Potten End is a village in west Hertfordshire, England. It is located in the Chiltern Hills,  east-north-east of Berkhamsted,  north west of Hemel Hempstead and two miles south east of the National Trust estate of Ashridge. Nearby villages include Nettleden, Great Gaddesden and the hamlet of Frithsden. The village is part of the parish of Nettleden with Potten End within the borough of Dacorum.

History
The ecclesiastical parish of Potten End was formed in 1894, but the village of Potten End straddled the civil parishes of Great Berkhampstead Rural and Northchurch until the parish of Nettleden with Potten End was created in 1937.

The village name derives from the earlier form "Pottern" which refers to a place where pots and pottery were made. "End" is an old term common in Hertfordshire defining any outlying settlement in a far corner of a parish or manor.

Geography 
The geography of Potten End is such that most of the village is situated on a plateau of land extending from Ashridge to the north and rising from the valleys of the River Gade to the east and from the River Bulbourne to the west.

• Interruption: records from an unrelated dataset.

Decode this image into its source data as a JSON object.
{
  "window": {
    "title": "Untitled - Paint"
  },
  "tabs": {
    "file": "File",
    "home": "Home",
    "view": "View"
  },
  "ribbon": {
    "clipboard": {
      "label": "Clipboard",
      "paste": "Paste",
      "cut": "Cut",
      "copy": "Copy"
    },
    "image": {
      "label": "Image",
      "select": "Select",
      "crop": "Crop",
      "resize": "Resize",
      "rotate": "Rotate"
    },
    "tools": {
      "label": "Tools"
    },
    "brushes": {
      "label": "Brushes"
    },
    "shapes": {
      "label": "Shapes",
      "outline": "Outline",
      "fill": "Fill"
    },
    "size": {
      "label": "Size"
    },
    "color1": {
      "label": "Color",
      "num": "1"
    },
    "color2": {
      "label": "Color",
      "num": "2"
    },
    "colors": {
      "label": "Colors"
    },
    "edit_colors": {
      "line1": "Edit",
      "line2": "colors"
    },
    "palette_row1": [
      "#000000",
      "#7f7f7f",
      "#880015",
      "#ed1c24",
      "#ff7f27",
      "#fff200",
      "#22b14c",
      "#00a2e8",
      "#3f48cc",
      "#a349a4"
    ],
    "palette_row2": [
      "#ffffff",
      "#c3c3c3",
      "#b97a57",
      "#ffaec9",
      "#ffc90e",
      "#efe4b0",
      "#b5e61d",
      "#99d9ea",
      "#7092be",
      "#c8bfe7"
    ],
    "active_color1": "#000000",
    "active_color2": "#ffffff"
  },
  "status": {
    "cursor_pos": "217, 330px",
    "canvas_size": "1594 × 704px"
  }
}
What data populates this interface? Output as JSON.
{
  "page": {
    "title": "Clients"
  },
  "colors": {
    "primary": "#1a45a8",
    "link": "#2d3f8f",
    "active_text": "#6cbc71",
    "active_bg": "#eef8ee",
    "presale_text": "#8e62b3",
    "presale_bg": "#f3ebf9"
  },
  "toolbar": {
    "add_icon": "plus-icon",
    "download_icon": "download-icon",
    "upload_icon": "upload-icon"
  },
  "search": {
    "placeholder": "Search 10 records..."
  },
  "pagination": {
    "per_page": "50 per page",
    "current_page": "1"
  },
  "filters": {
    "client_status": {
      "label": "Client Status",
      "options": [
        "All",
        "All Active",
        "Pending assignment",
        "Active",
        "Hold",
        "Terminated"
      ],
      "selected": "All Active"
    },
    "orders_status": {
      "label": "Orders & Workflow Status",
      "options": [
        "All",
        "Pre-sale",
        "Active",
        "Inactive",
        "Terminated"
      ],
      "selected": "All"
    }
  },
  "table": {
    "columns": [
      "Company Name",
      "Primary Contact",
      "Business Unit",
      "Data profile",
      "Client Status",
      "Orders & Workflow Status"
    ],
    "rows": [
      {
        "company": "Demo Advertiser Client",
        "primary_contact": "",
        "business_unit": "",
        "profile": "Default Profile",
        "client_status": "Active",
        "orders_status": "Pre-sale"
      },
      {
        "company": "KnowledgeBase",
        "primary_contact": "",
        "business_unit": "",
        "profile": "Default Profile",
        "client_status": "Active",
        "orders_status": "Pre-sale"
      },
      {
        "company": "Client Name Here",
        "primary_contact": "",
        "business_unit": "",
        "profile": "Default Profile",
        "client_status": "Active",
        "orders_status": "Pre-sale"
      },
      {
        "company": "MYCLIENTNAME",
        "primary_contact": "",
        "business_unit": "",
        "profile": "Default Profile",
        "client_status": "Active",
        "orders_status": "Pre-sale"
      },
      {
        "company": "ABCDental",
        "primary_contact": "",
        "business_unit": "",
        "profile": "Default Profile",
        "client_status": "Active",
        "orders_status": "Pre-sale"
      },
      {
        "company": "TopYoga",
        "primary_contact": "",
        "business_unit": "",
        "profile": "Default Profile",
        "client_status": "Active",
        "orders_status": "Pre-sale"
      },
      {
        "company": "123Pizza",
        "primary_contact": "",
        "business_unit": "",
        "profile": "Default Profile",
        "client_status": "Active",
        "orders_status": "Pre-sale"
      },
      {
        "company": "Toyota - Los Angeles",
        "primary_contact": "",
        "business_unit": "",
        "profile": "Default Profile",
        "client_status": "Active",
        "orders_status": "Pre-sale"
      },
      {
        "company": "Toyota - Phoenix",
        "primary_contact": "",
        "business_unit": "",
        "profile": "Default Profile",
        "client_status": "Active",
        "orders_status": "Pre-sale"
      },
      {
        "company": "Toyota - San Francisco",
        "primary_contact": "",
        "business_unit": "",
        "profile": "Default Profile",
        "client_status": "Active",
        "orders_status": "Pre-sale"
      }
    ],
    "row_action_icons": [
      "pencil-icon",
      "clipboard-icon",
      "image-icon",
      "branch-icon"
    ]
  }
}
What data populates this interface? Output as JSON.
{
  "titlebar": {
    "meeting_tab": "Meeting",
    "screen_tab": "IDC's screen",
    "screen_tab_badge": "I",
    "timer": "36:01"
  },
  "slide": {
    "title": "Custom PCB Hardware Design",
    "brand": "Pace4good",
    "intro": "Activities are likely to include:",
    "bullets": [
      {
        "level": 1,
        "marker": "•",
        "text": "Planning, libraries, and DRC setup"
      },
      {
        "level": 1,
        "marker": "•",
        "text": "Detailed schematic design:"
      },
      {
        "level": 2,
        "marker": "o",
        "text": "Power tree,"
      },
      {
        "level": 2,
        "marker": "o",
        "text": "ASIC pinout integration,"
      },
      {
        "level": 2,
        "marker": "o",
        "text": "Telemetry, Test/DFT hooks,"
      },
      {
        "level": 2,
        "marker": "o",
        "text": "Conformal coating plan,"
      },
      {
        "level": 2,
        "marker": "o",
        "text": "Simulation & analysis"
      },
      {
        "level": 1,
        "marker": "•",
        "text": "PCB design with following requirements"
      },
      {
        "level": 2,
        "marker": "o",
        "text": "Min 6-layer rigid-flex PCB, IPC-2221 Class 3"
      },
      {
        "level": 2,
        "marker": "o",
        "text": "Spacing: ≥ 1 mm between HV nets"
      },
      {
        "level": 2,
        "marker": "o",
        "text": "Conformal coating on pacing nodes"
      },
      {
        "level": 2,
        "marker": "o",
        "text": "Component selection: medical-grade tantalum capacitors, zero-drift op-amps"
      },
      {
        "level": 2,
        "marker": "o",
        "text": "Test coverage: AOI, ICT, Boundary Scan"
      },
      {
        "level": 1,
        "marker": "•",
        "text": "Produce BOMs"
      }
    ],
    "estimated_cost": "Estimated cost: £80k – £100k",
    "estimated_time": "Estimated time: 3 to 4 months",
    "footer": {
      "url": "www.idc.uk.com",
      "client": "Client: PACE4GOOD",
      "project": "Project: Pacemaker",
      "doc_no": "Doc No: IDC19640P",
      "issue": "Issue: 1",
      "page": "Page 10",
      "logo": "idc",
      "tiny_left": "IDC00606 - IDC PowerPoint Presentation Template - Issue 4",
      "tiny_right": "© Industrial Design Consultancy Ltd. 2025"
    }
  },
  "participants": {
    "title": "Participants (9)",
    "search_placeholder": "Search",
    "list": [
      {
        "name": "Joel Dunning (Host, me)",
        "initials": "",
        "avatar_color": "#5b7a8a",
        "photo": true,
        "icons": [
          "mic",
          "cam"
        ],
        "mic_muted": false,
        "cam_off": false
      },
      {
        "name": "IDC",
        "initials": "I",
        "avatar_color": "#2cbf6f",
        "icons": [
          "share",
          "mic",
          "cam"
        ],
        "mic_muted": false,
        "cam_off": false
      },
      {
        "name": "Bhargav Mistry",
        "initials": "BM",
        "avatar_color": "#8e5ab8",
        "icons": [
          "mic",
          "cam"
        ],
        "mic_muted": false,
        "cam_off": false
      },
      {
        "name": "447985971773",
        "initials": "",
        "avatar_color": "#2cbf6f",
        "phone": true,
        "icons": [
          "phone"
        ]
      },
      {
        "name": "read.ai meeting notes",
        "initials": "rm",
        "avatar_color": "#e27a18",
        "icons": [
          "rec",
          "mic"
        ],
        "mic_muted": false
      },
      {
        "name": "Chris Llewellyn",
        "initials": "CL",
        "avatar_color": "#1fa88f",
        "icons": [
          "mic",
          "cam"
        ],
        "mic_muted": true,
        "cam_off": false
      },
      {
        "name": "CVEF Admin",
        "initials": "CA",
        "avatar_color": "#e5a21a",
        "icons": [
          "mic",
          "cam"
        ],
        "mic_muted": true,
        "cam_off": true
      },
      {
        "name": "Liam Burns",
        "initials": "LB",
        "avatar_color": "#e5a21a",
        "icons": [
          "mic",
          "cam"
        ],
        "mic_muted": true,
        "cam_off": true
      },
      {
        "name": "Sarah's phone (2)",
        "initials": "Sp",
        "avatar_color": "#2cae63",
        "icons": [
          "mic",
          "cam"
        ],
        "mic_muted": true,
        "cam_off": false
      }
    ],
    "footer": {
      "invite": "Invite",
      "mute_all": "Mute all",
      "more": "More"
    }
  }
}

The green lies at a height of approximately 165.5 m (543 ft) above mean sea level. Consequently, all roads from Potten End lead downhill.

Amenities

At the centre of the village there is a green and pond. The village largely comprises residential properties, together with Holy Trinity Church; a primary/junior school Potten End First School; a village shop; and two public houses, Martins' Pond ; and The Plough.  A number of small businesses are also based in the village. Recreational facilities include cricket and football fields, bowls club and a children's grassed play area. A Village Hall provides community use for a wide variety of regular and special events.

There has been only minimal building development in the village in recent years and no immediate prospect of the surrounding farming land being given over to residential expansion. The Parish Council are keen to retain this status quo but are concerned that eventually the green belt will be lost by the growth of Hemel Hempstead where the gap is now down to little more than a mile from the boundary at Hempstead Lane.

Live Potten End weather information is available on the Potten End weather web site.

The long distance county footpath the Hertfordshire Way  passes on the west side of the village.

Public transport to/from the village comprises an infrequent bus service (to Hemel Hempstead & to Berkhamsted) of five return trips a day. The nearest rail link is at Berkhamsted station, 2 miles distant.

Following his retirement from professional cricket Fred Titmus and his wife Stephanie ran the post office and newsagent's shop in the village for 20 years. Subsequently, this facility transferred to the village shop but following a review by the post office, the sub post office counter was removed in 2008 despite a campaign to save it by the village and local MP.

Open Day
Every two years on the last Sunday in June, the village hosts an Open Day, with special outdoor events and a number of private gardens open to the public. The last such event was held on 26 June 2011.

Places of worship

The Anglican church of Holy Trinity was designed in an Italian Romanesque style by the architect Francis Penrose and consecrated in 1868.  For its first thirty years operated as a Chapel of Ease to Berkhamsted St. Peter, before becoming the church of the newly created ecclesiastical parish of Potten End. In recent years the church has reformed links with St. Peter as part of the Berkhamsted Team Ministry. The parish lies within the Church of England Diocese of St. Albans. 

The church has a graveyard within its boundaries and in 2006 an additional Parish Burial Ground was consecrated on an area of land down Hempstead Lane. The monthly church newsletter is delivered to every household in the village and includes local news and articles, council reports and historical items from the 'Potten End Archivist'.

A small baptist chapel (with small graveyard) also existed. This was on a site set back from the general frontage of properties on The Front. The chapel was closed and the building sold in 1997 and is now a private residence.